I microrganismi presenti nel corpo possono contribuire alla destabilizzazione delle placche coronariche e a un conseguente attacco cardiaco, secondo una nuova ricerca presentata all’ESC 2019, che ha avuto luogo a Parigi insieme al Congresso Mondiale di Cardiologia WCC.

Lo studio ha scoperto che, a differenza dei batteri intestinali, i batteri delle placche coronariche sono pro-infiammatori. Inoltre, i pazienti con sindrome coronarica acuta ( attacco cardiaco ) nello studio presentavano batteri intestinali diversi rispetto ai pazienti con angina stabile.

Dieta, fumo, inquinamento, età e farmaci hanno un impatto importante sulla fisiologia cellulare, sul sistema immunitario e sul metabolismo.

Ricerche precedenti avevano indicato che questi effetti sono mediati dai microrganismi nel tratto intestinale. Questo studio ha analizzato il contributo del microbiota all’instabilità delle placche coronarie.

Gli studiosi hanno arruolato 30 pazienti con sindrome coronarica acuta e dieci pazienti con angina stabile. Hanno isolato i batteri intestinali da alcuni campioni di feci e i batteri della placca coronarica tramite palloncini di angioplastica.

Il confronto tra il microbiota nelle feci e le placche coronariche ha rivelato una diversa composizione nei due siti. Mentre i batteri fecali avevano una composizione eterogenea e una pronunciata presenza di batterioideti e firmicute, le placche coronarie contenevano principalmente microbi con fenotipi pro-infiammatori appartenenti a proteobatteri e actinobatteri.

Il primo autore dello studio, Eugenia Pisano, dell’Università Cattolica del Sacro Cuore, Roma, ha dichiarato: “Ciò suggerisce una ritenzione selettiva dei batteri pro-infiammatori nelle placche aterosclerotiche , che potrebbe provocare una risposta infiammatoria e la rottura della placca”.

Le analisi hanno anche rivelato differenze nel microbiota intestinale tra i due gruppi di pazienti. Quelli con sindrome coronarica acuta avevano più Firmicutes, Fusobacteria e Actinobacteria, mentre Bacteroidetes e Proteobacteria erano più abbondanti in quelli con angina stabile.
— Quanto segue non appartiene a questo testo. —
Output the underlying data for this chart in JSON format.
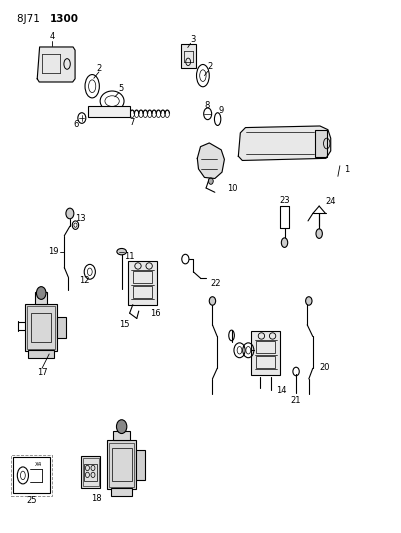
{
  "title_normal": "8J71 ",
  "title_bold": "1300",
  "bg_color": "#ffffff",
  "line_color": "#000000",
  "fig_width": 4.01,
  "fig_height": 5.33,
  "dpi": 100,
  "label_fs": 6,
  "lw": 0.8
}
La Pisano ha dichiarato: “Abbiamo trovato un diverso microbioma intestinale nei pazienti acuti e stabili. Le diverse sostanze chimiche emesse da questi batteri potrebbero influenzare la destabilizzazione della placca e il conseguente attacco cardiaco. Sono necessari studi per esaminare se questi metaboliti influenzano l’instabilità della placca “.

Ha osservato che fino ad oggi la ricerca non ha dimostrato in modo convincente che le infezioni e la conseguente infiammazione sono direttamente coinvolte nel processo di instabilità della placca e insorgenza di infarto . Ad esempio, gli antibiotici contro la clamidia pneumoniae non sono riusciti a ridurre il rischio di eventi cardiaci.
Ma ha detto: “Anche se questo è un piccolo studio, i risultati sono importanti perché rigenerano l’idea che, almeno in un sottogruppo di pazienti, i trigger infettivi potrebbero svolgere un ruolo diretto nella destabilizzazione della placca. Ulteriori ricerche ci diranno se gli antibiotici possono prevenire eventi cardiovascolari in alcuni pazienti”.

La Pisano ha concluso: “Il microbiota nell’intestino e la placca coronarica potrebbero avere una funzione patogenetica nel processo di destabilizzazione della placca e potrebbero diventare un potenziale bersaglio terapeutico”.